I want to focus on the areas where there is some agreement. On connectivity, we of course support the universal service obligation, but it is too tiny and too slow a step in the right direction. Labour called for this to be introduced back in 2010, and left fully costed plans for it to be achieved by 2012. The 10 megabits that will be guaranteed to households is less than half of what is needed to achieve superfast broadband. If anyone is wondering whether 10 megabits really is inadequate, they should not just take my word for it: the Minister for Digital and Culture said in a speech to the Broadband World Forum just last month that
“while 10 megabits may be enough for today’s needs, it won’t be enough for tomorrow’s.”
Even the Minister admits that his own legislation will be out of date by the time it is implemented.
On age verification, we all share the objective of protecting children from online pornography, and we support the provisions in the Bill that aim to do that, but we remain unclear about how they will work in practice and we hope that more details emerge as the Bill continues its scrutiny in the other place. There are legitimate concerns about privacy and the security of individuals’ personal data, which the Government must do much more to answer. The Bill still lacks any mention of the need for online sex and relationships education for young people, which is at least as important as age verification in protecting children from the risks of early exposure to inappropriate material.
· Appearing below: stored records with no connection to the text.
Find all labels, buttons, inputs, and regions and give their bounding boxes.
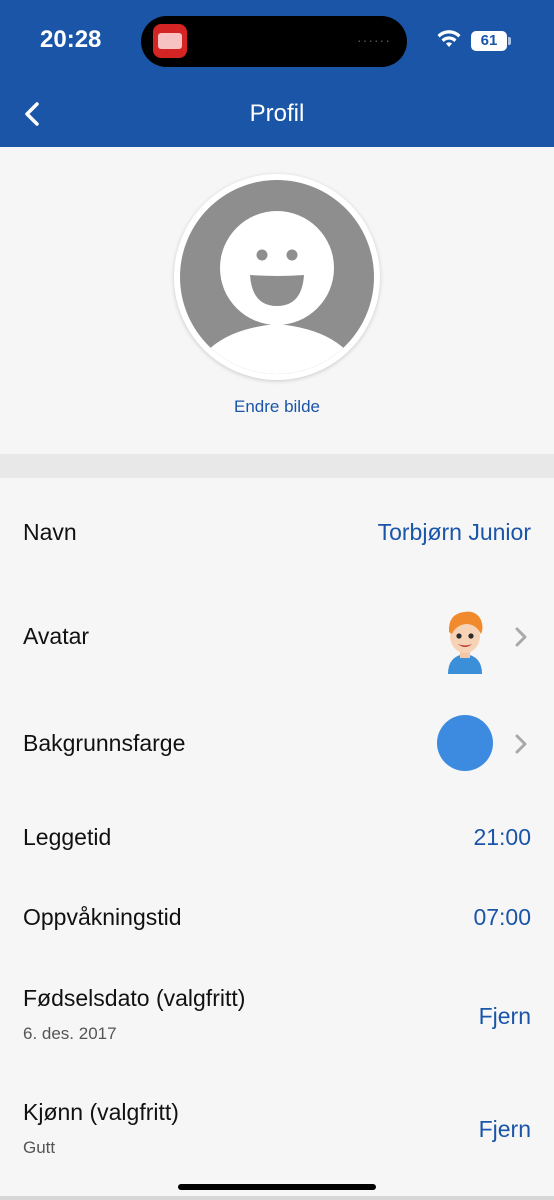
island-dots: ······ xyxy=(357,32,391,48)
wake-time-label: Oppvåkningstid xyxy=(23,904,182,930)
dynamic-island: ······ xyxy=(141,16,407,67)
chevron-right-icon xyxy=(515,734,527,754)
top-bar: 20:28 ······ 61 Profil xyxy=(0,0,554,147)
profile-photo-section: Endre bilde xyxy=(0,147,554,454)
avatar-label: Avatar xyxy=(23,623,90,649)
name-value[interactable]: Torbjørn Junior xyxy=(378,519,531,546)
change-photo-link[interactable]: Endre bilde xyxy=(0,397,554,417)
name-label: Navn xyxy=(23,519,77,545)
bedtime-label: Leggetid xyxy=(23,824,112,850)
page-title: Profil xyxy=(249,100,305,127)
birthdate-label: Fødselsdato (valgfritt) xyxy=(23,985,246,1011)
section-divider xyxy=(0,454,554,478)
bedtime-value[interactable]: 21:00 xyxy=(473,824,531,851)
profile-photo[interactable] xyxy=(174,174,380,380)
cartoon-boy-avatar-icon xyxy=(448,611,483,674)
status-time: 20:28 xyxy=(40,26,102,53)
home-indicator[interactable] xyxy=(178,1184,376,1190)
gender-value: Gutt xyxy=(23,1138,56,1157)
bottom-edge xyxy=(0,1196,554,1200)
gender-label: Kjønn (valgfritt) xyxy=(23,1099,179,1125)
wake-time-value[interactable]: 07:00 xyxy=(473,904,531,931)
profile-settings-list: Navn Torbjørn Junior Avatar Bakgrunnsfar… xyxy=(0,478,554,1200)
chevron-right-icon xyxy=(515,627,527,647)
background-color-swatch xyxy=(437,715,493,771)
remove-gender-button[interactable]: Fjern xyxy=(479,1116,531,1143)
birthdate-value: 6. des. 2017 xyxy=(23,1024,117,1043)
smiley-person-icon xyxy=(180,180,374,374)
live-activity-app-icon xyxy=(153,24,187,58)
remove-birthdate-button[interactable]: Fjern xyxy=(479,1003,531,1030)
background-color-label: Bakgrunnsfarge xyxy=(23,730,186,756)
wifi-icon xyxy=(437,30,461,47)
battery-indicator: 61 xyxy=(471,31,511,51)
There are some measures related to public service broadcasting which we support and which will help to give greater stability and certainty to the sector, but one way in which the Government could clear up an element of great uncertainty that hangs over our public service broadcasting system is by clarifying their thinking about the future of Channel 4. It is now 14 months since it became known that the Government were considering options including privatisation of Channel 4, and we are still none the wiser as to their thinking. Bringing this matter to a speedy conclusion—I hope by announcing their continued support for Channel 4’s current remit and model—would help to bring stability and certainty not just to that important public service institution, but to the wider creative industries with which its work is intimately bound up.
As this Bill moves to the other place, I hope that the Government will be able to provide reassurance on many of the concerns that have been raised by our colleagues in this House, and to think harder about more of the questions which have so far gone unanswered. It is not too late for the Bill to address questions around people’s rights over their own personal data, on which it is currently silent. It is not too late for the Government to come forward with measures to secure the rights of more than 1 million workers in the digital economy, many of whom are in precarious roles with uncertain rights, hours, contracts and even legal status. It is not too late for the Bill to recognise the needs of the 12 million people in the UK who do not have basic digital skills, which are increasingly necessary to navigate public services, to do business and to get jobs.
If the additional scrutiny to be provided in the other place can do these things and more, then when the Bill comes back to this House it will enjoy more wholehearted support from the Labour Benches than it has so far.